Sem passar pela análise das causas, por limitação de espaço, vamos à sugestão de algumas saídas. Comecemos de baixo para cima.
Na educação infantil (zero a quatro anos) a grande mudança seria estimular mecanismos alternativos de provisão de atendimento pelas prefeituras. Há inúmeros modelos devidamente avaliados que poderiam ser objeto de cofinanciamento em bases competitivas, programas de parentalidade, visitação familiar, mães crecheiras e tantos outros.
No ensino fundamental há enorme espaço para aprimorar os mecanismos de financiamento e do federalismo. Por exemplo, o governo federal poderia estimular os Estados a concluir a municipalização, atrelada a um compromisso em assumir o novo ensino médio. Já o financiamento aos municípios poderia estar vinculado à população (vs. matrícula) e a ganhos de eficiência. A criação de um Simples da Educação, para municípios com menos de 20 mil habitantes e com arrecadação insuficiente, poderia inaugurar um novo capítulo na história da desburocratização e do federalismo.
No ensino médio caberiam dois movimentos. O primeiro é regulatório: diversificar o ensino médio.
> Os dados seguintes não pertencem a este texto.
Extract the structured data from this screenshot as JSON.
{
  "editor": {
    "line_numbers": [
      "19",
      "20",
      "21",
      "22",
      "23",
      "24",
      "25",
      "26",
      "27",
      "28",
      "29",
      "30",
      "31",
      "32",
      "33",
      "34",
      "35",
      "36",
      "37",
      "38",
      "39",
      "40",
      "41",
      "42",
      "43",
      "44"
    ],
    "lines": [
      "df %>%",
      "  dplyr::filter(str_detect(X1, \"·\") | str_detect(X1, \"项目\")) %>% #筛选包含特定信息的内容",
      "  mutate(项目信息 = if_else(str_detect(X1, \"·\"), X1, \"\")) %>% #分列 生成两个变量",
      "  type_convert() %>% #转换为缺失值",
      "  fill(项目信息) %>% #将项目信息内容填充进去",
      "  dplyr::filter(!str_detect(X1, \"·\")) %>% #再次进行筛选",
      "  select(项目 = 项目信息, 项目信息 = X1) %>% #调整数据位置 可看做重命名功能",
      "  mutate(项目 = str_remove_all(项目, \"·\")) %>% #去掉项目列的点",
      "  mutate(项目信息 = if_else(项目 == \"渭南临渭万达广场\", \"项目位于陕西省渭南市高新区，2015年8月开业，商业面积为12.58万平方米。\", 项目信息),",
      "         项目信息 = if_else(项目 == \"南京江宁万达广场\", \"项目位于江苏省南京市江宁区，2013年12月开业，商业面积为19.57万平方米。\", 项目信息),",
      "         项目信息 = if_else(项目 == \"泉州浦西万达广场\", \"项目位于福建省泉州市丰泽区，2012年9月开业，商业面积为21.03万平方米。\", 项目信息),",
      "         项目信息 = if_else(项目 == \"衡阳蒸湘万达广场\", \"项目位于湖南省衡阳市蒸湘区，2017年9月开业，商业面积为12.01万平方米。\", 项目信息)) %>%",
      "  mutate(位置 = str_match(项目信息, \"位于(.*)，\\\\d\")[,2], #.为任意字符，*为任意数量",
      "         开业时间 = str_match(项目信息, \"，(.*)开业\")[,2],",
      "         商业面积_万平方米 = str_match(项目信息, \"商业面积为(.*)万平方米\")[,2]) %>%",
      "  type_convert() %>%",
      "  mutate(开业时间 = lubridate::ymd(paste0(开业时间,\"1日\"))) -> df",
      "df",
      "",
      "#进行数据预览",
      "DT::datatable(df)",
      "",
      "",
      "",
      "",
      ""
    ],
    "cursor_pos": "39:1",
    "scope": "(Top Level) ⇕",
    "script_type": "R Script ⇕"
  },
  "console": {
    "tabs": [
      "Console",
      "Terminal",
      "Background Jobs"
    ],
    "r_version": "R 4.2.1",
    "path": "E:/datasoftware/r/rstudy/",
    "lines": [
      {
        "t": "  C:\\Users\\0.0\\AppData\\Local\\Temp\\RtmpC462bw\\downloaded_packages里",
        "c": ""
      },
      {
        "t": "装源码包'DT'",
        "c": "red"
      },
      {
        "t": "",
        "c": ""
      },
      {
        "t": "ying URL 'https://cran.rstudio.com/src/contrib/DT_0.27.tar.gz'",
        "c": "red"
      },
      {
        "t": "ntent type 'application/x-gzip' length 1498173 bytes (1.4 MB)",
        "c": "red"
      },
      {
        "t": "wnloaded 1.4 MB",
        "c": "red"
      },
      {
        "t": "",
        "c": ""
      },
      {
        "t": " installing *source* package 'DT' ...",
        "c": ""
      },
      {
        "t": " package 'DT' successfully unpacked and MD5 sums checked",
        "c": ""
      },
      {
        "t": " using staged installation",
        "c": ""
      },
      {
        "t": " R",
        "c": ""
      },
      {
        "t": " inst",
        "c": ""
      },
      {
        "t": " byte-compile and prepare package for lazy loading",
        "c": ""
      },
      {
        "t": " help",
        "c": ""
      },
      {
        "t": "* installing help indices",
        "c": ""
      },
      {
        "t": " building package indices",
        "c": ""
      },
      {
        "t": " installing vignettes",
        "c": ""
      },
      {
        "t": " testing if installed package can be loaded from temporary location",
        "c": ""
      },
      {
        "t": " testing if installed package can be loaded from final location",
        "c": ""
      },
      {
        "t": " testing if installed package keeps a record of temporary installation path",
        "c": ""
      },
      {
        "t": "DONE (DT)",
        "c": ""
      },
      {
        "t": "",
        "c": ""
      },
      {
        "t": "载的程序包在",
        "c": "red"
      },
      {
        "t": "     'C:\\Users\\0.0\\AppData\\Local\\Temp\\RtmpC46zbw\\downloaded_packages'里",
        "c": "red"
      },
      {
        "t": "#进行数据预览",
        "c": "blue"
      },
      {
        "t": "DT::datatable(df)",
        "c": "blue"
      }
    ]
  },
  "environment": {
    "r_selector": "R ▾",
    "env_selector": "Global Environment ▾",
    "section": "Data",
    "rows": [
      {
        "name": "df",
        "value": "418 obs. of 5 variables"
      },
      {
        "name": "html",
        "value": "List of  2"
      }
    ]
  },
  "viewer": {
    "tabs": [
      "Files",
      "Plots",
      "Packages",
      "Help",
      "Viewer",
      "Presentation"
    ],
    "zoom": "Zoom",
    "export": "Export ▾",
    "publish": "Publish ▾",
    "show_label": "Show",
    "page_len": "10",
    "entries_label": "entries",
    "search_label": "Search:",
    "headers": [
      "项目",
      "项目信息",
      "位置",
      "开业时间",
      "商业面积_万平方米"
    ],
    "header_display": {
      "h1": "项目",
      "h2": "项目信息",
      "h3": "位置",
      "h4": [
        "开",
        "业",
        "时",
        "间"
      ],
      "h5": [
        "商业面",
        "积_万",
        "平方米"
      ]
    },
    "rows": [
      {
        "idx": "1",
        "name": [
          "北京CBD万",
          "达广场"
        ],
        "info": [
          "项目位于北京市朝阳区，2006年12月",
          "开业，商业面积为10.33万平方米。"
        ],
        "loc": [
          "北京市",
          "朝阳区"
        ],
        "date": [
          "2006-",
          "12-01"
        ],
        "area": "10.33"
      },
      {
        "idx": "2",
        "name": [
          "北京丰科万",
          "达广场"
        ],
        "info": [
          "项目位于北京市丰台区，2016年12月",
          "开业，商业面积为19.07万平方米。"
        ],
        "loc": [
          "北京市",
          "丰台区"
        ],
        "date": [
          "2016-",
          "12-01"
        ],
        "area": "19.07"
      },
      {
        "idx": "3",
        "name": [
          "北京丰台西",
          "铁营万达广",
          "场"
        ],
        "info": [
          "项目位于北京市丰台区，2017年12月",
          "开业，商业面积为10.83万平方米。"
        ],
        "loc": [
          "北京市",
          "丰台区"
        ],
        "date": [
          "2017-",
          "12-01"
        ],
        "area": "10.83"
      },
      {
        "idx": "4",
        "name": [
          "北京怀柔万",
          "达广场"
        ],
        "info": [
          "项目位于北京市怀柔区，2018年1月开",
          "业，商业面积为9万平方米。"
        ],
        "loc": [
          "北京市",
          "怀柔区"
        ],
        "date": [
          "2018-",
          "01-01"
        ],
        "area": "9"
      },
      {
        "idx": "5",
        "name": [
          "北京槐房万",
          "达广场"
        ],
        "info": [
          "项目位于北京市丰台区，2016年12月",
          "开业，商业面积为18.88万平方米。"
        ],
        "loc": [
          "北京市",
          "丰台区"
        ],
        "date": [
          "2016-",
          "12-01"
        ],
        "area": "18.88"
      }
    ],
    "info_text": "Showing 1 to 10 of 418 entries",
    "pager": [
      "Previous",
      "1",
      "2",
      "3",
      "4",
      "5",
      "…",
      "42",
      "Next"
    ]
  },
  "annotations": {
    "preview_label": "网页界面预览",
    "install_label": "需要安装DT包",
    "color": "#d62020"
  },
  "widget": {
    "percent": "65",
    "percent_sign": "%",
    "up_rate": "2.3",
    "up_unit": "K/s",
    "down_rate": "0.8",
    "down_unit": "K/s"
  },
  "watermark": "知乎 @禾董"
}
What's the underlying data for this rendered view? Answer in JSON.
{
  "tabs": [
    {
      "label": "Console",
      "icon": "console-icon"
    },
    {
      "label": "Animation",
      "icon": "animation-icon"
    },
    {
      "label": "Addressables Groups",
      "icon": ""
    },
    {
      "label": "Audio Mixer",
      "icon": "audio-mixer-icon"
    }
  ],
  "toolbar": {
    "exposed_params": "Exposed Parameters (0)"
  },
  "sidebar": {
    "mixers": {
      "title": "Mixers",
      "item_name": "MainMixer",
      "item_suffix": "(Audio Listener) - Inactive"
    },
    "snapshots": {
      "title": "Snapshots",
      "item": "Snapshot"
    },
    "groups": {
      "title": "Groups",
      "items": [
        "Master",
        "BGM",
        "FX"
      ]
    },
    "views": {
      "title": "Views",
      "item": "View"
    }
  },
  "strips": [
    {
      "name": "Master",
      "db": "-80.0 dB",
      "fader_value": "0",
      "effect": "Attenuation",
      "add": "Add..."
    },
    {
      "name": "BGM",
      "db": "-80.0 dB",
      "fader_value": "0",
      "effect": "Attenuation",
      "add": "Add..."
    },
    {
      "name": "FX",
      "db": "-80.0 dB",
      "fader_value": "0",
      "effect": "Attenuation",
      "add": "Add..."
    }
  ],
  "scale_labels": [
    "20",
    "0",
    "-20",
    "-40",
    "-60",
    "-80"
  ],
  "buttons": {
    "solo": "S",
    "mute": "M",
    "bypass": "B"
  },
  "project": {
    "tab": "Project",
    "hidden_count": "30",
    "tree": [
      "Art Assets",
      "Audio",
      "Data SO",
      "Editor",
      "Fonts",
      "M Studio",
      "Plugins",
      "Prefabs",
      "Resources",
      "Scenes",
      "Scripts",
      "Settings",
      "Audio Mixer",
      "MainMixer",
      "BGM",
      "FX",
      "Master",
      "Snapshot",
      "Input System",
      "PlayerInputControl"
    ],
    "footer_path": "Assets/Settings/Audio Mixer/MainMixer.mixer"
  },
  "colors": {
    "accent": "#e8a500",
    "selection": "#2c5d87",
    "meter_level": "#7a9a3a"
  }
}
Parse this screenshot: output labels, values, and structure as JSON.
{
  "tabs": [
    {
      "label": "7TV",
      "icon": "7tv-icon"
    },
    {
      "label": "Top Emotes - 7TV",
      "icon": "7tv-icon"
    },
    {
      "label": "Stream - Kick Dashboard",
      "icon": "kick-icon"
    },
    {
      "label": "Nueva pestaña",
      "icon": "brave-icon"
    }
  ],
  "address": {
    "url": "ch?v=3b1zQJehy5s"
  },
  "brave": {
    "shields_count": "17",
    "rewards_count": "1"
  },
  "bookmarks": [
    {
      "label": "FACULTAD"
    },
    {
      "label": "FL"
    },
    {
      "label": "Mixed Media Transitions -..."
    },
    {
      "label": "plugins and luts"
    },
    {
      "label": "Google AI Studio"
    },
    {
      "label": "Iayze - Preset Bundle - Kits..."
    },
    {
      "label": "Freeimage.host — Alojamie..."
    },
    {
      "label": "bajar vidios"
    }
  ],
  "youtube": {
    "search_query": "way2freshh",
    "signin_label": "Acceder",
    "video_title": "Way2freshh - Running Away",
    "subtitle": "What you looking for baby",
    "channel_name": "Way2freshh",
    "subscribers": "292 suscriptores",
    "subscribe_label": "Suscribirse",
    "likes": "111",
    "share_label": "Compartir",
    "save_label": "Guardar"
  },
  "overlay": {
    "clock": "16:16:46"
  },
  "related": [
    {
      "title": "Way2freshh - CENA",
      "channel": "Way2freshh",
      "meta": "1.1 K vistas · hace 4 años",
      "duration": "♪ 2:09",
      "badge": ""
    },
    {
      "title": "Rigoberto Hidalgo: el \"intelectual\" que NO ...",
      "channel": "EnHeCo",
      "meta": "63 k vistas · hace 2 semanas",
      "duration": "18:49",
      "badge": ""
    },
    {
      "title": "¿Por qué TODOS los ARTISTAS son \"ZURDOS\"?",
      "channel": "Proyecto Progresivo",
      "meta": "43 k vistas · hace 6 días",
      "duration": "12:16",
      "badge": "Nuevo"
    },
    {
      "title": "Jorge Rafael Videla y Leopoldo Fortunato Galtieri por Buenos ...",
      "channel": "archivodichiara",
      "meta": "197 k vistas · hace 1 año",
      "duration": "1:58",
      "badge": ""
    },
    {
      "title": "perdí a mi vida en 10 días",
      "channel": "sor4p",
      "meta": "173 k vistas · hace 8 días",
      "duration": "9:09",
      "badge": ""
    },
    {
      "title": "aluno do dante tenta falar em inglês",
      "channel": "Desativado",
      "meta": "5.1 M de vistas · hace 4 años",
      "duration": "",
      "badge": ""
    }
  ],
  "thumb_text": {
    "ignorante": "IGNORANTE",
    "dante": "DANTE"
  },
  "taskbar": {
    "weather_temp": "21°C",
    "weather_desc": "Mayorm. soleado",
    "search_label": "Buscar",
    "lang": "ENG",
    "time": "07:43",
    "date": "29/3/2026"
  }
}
Uma vez diversificado, o governo estadual ficaria responsável pela vertente acadêmica e o Sistema S poderia cuidar, com extrema competência, da profissionalizante. Faríamos mais e muito melhor com menos recursos.
No bojo dessas mudanças, o governo federal promoveria um salto de qualidade na questão do magistério e atacaria ao mesmo tempo a eficiência e a qualidade da educação básica, estimulando a criação de novas carreiras de magistério de elevado padrão, novos mecanismos de formação de professores, cofinanciando Estados e municípios que quisessem participar. O perfil demográfico dos atuais professores e o número expressivo de não-efetivos torna economicamente viável a implementação de programas de transição.
No ensino superior há um território aberto para profundas mudanças – economias gigantescas poderiam advir de simplificação do marco institucional e regulatório – a começar pela redução do número de disciplinas e cargas horárias. Nas instituições federais, o financiamento estaria atrelado à qualidade e eficiência, e os alunos carentes poderiam se beneficiar do Fies, que seria parcialmente financiado com cobrança de matrículas. Nas privadas, os mecanismos do Prouni e Fies – depois de revistos, inclusive no que diz respeito às garantias – seriam direcionados para financiar alunos de elevado desempenho acadêmico, com prioridade para os carentes e, eventualmente, para direcionar, em caráter temporário, a demanda para determinados cursos.
O governo está diante de oportunidade ímpar de fazer uma revolução no ordenamento federativo e no financiamento da educação. Dificilmente o MEC sozinho terá força para alavancar as mudanças, mas poderá fazê-lo se devidamente estimulado pela área econômica ou forçado pela realidade dos fatos. A chance está na crise e é imperdível!